A ces mots, le malheureux éclata en sanglots. Semtel prit un parti :

— Mère Burgevin, que vous dois-je ?

— La soupe ? deux sous, la beurrée, deux sous, la tasse de boisson ? un liard.

— Il y a deux tasses avec la mienne.

— Ça non, Monsieur Semtel, la vôtre je vous l’offre.

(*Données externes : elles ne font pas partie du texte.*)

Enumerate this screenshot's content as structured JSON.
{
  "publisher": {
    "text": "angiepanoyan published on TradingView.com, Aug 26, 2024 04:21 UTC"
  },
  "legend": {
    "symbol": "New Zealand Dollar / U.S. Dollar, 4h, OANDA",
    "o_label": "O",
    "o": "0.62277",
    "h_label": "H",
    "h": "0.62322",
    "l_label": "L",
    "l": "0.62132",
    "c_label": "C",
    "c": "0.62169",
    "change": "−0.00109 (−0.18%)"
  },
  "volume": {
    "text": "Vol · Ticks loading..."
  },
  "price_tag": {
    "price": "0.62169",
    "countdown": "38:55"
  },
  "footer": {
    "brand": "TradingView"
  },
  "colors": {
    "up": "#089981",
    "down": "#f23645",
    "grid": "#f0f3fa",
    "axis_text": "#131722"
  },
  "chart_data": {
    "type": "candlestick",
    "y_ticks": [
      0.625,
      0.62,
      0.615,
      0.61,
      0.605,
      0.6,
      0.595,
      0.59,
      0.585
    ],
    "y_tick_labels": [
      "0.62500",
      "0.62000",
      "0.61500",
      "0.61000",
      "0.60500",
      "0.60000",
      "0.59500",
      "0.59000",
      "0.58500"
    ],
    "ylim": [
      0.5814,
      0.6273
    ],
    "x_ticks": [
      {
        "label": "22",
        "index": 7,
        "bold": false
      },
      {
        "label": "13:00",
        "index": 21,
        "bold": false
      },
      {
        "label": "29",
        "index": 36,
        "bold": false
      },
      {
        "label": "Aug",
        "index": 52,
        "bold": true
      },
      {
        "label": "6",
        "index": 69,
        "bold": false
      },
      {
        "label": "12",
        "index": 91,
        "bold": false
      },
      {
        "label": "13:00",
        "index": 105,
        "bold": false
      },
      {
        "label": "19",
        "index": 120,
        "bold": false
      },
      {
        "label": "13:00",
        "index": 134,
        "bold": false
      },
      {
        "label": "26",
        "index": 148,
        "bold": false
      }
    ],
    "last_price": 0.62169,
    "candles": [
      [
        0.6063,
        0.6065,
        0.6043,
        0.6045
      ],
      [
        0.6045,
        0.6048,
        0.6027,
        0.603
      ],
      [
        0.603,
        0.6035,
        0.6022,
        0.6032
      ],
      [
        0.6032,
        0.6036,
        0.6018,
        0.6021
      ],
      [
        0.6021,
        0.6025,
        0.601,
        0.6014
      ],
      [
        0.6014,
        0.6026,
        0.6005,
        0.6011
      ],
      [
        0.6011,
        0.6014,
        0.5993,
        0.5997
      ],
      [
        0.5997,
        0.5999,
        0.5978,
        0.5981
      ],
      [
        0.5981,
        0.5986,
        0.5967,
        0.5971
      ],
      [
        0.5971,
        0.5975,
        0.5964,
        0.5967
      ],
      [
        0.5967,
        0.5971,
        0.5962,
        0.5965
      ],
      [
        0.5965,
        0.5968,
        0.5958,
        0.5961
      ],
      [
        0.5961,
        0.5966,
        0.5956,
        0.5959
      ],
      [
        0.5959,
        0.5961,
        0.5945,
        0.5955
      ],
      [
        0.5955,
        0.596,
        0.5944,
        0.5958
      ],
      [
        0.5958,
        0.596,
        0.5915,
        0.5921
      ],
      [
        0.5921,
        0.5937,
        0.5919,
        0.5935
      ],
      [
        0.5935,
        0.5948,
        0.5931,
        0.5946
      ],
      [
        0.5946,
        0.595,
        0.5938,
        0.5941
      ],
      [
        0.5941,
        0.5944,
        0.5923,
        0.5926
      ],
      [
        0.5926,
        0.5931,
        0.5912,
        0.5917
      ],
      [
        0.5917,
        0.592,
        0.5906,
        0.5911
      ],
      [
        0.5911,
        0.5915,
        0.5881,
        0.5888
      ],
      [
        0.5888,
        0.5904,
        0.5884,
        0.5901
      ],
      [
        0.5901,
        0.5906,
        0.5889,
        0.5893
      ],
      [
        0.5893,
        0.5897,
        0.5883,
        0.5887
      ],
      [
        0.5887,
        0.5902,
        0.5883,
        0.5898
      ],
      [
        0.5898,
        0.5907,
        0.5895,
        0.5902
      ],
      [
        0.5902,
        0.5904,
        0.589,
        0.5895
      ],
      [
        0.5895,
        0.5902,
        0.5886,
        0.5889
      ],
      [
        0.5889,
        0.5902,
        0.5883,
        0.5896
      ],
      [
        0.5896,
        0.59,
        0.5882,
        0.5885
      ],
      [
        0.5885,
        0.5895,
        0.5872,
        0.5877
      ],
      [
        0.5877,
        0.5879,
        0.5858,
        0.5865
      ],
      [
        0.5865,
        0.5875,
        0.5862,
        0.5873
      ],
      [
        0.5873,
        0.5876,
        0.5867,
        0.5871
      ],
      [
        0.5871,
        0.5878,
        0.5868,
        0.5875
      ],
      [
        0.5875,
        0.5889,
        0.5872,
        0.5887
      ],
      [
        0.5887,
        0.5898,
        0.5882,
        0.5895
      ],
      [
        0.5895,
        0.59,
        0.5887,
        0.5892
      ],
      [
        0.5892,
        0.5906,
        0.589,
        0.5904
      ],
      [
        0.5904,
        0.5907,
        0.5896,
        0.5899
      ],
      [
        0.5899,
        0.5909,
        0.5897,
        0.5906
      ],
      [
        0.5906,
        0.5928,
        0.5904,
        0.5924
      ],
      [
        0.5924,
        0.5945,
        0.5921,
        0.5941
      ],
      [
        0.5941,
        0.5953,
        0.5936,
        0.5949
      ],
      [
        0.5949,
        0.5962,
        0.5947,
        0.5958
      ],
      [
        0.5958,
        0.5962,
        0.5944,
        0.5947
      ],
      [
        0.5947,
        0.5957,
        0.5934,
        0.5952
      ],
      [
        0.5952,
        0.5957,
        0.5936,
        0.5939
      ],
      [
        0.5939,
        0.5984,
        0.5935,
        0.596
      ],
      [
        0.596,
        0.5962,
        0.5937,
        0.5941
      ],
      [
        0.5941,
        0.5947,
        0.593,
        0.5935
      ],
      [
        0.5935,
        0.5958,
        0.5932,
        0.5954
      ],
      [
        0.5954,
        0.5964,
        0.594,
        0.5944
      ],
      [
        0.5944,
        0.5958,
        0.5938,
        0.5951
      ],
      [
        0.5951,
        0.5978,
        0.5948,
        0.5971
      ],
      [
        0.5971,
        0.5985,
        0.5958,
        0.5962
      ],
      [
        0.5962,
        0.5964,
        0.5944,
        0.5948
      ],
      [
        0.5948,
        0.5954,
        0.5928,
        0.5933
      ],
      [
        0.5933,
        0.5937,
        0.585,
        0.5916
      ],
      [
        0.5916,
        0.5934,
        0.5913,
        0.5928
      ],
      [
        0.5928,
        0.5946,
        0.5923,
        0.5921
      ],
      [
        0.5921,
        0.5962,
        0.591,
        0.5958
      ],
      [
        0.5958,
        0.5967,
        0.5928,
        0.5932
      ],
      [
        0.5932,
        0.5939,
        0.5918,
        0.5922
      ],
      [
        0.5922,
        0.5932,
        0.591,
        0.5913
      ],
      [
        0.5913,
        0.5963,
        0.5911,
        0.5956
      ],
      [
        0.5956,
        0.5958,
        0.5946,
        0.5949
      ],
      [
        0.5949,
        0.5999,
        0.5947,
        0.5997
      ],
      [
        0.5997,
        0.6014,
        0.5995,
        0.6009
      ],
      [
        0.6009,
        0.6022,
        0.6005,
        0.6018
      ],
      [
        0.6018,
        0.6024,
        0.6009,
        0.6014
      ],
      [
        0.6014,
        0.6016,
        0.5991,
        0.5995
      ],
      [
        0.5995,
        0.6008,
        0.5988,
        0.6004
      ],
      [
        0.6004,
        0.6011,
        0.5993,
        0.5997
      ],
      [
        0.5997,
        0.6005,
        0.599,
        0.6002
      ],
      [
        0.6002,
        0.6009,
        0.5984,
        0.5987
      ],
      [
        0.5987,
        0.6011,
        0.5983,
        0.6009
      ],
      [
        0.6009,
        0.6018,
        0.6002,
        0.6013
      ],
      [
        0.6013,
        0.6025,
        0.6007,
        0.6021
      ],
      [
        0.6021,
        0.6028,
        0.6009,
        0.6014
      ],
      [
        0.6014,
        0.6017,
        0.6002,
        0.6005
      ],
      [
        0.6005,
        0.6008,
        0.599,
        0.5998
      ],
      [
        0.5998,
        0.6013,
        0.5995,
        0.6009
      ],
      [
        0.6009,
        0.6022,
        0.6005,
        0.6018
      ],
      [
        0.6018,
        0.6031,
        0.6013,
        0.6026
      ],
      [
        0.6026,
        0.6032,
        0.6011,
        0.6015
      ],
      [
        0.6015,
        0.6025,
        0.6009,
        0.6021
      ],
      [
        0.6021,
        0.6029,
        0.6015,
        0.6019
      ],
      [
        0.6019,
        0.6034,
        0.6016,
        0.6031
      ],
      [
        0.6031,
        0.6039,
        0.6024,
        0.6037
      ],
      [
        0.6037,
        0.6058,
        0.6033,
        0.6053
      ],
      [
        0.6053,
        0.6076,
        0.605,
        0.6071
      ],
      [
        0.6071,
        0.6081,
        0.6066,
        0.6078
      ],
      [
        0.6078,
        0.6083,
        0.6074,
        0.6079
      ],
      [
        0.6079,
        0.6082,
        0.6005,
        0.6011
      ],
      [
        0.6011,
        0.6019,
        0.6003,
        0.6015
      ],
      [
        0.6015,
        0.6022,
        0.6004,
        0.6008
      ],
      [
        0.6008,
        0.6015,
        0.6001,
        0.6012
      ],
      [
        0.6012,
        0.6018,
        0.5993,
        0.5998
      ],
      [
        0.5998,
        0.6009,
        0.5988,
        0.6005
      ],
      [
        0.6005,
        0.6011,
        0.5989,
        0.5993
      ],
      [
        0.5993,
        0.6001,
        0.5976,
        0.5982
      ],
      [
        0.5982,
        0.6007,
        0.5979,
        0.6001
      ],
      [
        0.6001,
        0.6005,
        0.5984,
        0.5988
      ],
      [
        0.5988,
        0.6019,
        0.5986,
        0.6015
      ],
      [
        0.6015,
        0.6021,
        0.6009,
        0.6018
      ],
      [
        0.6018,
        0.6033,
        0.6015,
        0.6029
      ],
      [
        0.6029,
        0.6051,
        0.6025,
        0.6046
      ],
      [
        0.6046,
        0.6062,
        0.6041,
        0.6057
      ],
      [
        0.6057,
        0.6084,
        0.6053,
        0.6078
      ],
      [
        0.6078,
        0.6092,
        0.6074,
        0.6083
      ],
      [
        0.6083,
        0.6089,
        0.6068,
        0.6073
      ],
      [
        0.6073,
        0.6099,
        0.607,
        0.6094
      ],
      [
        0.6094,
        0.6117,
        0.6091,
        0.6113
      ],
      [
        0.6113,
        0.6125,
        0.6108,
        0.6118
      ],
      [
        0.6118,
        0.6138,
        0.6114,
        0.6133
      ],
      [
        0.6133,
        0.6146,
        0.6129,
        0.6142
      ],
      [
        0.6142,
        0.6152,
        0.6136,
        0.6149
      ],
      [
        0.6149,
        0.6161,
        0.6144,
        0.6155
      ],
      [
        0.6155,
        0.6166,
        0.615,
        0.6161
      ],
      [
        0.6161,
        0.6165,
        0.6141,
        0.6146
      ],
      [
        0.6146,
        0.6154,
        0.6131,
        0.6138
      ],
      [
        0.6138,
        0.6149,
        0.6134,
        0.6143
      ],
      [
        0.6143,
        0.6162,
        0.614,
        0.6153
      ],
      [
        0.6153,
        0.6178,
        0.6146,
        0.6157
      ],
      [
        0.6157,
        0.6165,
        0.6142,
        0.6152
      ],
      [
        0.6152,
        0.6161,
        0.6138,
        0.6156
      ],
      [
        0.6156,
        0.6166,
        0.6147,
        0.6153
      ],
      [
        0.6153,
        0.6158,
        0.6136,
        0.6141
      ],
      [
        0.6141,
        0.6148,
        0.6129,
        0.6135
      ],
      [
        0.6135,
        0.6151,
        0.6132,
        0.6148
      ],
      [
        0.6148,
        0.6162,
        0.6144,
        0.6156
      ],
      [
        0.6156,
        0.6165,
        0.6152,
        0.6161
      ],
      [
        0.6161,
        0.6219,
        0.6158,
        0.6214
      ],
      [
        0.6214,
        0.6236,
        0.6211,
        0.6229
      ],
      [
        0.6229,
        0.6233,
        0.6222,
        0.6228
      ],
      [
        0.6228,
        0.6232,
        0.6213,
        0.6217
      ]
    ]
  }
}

— Merci. Bonsoir, voilà votre argent. Venez Charles Chat, brigadier. Moi, j’étais capitaine aux chasseurs d’Afrique lors de la prise de Constantine en 1835.

Maintenant l’homme raffermit sur ses jambes, marchait près de son protecteur :

— Mon Capitaine, le bon Dieu que prie ma sœur Javotte, vous bénira.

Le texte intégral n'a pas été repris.